Swallowing difficulties, the pathophysiology behind which is incompletely understood, have been reported in 47-83% of goiter patients referred for thyroidectomy. We aimed at examining the influence of thyroid surgery on swallowing symptoms and esophageal motility. Thirty-three patients with benign nodular goiter undergoing thyroid surgery were included. All completed high-resolution esophageal manometry examinations and the goiter symptom scale score, assessed by the thyroid-specific patient-reported outcome measure. The evaluations were performed before and 6months after surgery. Before surgery, the goiter symptom score was median 39 points (range 2-61), which improved to median five points (range 1-52) after surgery (p<0.001).

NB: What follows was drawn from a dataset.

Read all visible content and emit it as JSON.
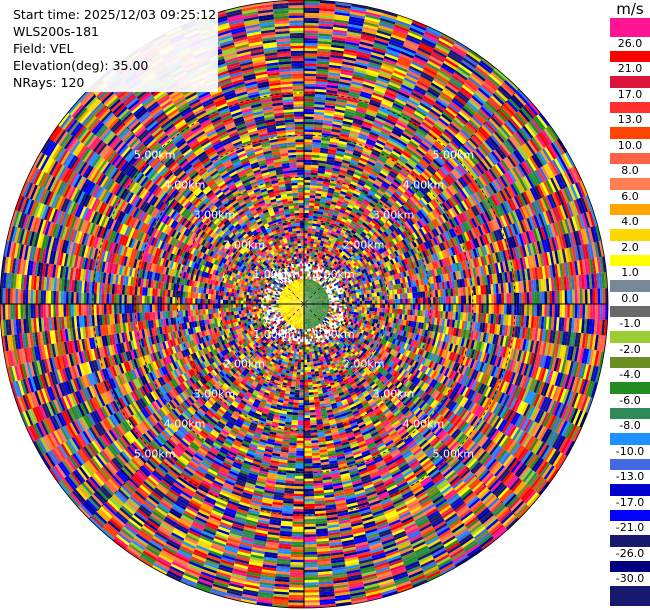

The motility parameters were within the limits of normal swallowing physiology, both before and after surgery. Only the upper esophageal sphincter (UES) pressure increased significantly from 70.6±27.7 to 87.7±43.2mmHg after surgery (p=0.04). Using regression analyses, there was no significant correlation between change in goiter symptoms and weight of the removed goiter, motility parameters, or motility disturbances. However, patients undergoing total thyroidectomy experienced a larger reduction in pressure in the area of the UES and former thyroid gland after surgery in comparison with patients undergoing less extensive surgery. Goiter symptoms improved significantly after thyroidectomy, but without correlation to esophageal motility disturbances. This information is essential when interpreting dysphagia in patients with nodular goiter, and when balancing patients' expectations to surgical goiter therapy. NCT03100357 ( www.clinicaltrials.org ).